Macau-based casino operator Sands China Ltd. priced $5.5 billion in investment-grade bonds, one of the biggest U.S. dollar deals issued by a gaming company since the financial crisis and the largest sale of U.S. dollar corporate bonds in Asia this year.  The Company’s inaugural deal gave investors a chance to put a decent amount of capital to work in what has been a very slow summer for supply, with accounts placing $19.7 billion in orders.  Year-to-date issuance is still lagging around $94 billion behind the same period last year.

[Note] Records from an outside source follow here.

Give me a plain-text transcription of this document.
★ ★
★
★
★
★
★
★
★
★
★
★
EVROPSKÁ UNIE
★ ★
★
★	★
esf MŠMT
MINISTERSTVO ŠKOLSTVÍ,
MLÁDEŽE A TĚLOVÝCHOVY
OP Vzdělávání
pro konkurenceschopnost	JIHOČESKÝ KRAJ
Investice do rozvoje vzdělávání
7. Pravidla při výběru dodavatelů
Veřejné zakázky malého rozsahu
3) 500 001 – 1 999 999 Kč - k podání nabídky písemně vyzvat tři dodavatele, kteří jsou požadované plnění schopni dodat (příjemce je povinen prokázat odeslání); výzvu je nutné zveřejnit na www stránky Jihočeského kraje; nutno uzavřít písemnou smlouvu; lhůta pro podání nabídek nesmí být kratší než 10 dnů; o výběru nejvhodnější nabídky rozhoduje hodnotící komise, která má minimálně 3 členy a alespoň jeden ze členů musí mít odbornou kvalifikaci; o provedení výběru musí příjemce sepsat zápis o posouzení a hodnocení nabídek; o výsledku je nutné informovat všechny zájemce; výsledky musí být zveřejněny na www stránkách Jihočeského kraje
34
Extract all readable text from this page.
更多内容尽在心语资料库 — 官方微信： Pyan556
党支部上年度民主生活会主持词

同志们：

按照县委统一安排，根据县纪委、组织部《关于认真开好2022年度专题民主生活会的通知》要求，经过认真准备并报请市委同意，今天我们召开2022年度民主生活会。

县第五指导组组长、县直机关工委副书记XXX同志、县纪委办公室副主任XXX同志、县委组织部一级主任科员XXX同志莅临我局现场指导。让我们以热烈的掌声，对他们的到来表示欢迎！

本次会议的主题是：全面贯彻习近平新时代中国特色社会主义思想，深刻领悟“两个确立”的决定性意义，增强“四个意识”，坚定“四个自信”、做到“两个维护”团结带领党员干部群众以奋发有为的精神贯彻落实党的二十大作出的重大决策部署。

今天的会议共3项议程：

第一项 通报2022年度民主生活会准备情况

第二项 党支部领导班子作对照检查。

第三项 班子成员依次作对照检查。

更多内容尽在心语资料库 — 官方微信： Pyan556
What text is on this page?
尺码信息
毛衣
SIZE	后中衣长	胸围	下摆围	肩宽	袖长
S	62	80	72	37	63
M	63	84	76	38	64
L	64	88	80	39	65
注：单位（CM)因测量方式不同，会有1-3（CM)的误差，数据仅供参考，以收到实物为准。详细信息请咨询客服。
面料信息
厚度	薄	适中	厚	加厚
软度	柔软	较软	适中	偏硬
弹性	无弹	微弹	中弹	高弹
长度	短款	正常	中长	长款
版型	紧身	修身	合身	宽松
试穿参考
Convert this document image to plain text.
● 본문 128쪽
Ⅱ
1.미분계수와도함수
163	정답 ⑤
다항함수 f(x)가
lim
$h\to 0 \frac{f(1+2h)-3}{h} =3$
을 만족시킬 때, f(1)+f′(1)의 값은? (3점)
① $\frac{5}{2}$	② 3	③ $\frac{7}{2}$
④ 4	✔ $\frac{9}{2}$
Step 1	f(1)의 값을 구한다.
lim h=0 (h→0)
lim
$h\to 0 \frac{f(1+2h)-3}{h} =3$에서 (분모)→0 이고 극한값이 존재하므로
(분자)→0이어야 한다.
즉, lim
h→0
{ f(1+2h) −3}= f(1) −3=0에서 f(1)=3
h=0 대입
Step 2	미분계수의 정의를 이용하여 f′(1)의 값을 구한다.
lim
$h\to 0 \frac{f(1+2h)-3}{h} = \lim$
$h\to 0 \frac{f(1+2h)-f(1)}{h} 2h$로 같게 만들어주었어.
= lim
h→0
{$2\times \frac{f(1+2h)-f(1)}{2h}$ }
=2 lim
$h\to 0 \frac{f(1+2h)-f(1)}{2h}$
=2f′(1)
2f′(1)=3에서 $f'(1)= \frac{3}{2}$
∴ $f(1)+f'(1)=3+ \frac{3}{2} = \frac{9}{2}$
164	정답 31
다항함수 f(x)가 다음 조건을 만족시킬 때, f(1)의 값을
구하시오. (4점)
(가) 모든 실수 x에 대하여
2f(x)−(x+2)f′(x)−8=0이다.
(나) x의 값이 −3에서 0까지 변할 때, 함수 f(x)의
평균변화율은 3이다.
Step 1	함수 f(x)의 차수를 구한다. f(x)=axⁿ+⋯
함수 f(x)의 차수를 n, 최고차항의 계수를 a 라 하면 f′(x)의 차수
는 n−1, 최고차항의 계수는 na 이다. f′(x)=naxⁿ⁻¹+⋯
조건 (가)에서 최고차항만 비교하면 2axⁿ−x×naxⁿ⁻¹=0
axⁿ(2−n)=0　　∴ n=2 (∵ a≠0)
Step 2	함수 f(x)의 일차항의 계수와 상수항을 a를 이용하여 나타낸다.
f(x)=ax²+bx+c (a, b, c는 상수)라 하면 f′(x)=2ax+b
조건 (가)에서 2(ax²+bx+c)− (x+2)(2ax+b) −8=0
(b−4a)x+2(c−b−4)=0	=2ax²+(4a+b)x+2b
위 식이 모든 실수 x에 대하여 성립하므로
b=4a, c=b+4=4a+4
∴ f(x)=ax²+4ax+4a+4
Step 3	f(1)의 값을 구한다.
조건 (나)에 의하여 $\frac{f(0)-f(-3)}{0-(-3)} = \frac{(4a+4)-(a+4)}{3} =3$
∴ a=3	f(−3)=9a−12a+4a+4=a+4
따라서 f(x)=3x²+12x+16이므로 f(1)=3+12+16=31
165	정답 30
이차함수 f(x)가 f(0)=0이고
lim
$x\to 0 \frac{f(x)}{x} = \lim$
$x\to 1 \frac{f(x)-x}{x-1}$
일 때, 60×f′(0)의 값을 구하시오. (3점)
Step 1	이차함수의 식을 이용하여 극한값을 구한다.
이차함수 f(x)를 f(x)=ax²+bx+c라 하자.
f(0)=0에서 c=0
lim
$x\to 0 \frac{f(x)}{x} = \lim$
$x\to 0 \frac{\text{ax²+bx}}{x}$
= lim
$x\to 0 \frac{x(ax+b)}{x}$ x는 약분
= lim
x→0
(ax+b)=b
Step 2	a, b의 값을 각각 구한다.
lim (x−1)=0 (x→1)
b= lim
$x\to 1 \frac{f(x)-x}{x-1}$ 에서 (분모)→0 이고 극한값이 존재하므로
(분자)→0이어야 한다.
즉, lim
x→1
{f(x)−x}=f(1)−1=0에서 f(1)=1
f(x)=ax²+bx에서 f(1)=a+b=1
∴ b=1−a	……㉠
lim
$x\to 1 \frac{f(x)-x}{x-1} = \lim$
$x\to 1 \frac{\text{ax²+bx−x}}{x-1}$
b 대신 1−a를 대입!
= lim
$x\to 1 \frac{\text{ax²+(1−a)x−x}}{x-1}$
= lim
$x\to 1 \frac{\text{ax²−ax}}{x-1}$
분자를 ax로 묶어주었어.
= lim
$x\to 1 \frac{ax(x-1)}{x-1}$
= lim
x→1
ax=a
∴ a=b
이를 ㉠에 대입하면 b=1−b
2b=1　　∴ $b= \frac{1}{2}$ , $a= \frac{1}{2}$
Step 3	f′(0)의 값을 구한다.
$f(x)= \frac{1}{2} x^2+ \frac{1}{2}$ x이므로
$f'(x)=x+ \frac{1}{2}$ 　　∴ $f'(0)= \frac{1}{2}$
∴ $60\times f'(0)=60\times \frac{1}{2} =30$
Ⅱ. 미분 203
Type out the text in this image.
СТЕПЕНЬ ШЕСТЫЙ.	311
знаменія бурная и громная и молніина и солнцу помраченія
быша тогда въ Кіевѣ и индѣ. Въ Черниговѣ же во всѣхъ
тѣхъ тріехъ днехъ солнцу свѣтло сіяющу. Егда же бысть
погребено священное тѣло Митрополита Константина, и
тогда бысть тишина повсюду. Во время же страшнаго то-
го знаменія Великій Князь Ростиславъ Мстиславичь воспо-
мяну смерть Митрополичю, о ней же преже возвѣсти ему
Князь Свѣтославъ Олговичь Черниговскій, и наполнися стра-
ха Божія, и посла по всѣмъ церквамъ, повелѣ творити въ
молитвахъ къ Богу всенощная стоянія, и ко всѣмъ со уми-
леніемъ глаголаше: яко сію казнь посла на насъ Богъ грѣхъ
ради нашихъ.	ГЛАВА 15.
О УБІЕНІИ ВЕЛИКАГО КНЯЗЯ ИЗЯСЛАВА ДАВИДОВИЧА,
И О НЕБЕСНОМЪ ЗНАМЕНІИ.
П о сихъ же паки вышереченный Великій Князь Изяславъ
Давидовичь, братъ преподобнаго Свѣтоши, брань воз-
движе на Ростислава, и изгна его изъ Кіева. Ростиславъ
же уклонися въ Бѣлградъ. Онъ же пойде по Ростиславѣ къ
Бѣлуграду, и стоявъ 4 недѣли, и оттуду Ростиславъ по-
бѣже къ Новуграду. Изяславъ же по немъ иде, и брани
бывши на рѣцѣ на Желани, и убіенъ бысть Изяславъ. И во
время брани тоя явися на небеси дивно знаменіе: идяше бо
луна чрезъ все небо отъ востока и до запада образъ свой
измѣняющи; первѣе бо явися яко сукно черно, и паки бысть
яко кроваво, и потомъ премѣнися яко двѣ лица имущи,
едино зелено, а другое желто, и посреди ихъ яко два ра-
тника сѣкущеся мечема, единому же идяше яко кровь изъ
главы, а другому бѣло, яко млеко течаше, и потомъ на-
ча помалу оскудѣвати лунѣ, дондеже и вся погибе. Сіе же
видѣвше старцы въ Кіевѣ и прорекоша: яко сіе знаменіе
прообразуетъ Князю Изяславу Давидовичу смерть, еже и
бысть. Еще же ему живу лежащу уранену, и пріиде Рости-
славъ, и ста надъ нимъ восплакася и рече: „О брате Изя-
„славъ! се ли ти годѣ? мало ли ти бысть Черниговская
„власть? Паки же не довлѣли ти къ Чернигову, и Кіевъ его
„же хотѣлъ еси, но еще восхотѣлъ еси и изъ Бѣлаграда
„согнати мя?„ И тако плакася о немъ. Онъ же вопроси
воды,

The split-rated benchmark deal (Ba1/BBB-/BBB-) was announced on Aug 2 as U.S. commerce secretary Wilbur Ross doubled down on the tariff sentiment and President Donald Trump proposed a higher 25% tariff on $200 billion worth of Chinese imports.  Yet, despite the trade talks and market volatility, the 3-tranche offering saw pricing tighten from initial whispers.  The deal comprised a $1.8 billion 5-year tranche at T+175 bps, down from initial price thoughts of 200 bps area, a $1.8 billion 7-year tranche at T+220 bps, down from 235 bps area and a $1.9 billion 10-year tranche at T+245 bps, down from 260 bps area.  Sands China, which is majority-owned by Las Vegas Sands Corp, intends to use the proceeds to repay in full its outstanding term loans.

Further testament to the strength of the markets and signs of pent-up investor demand was apparent in the bond sales by Hong Kong-based shipping conglomerate China Merchants Port Holdings Co., China Mengniu Dairy Co. and Korea’s Woori Bank, all of which also met with robust demand.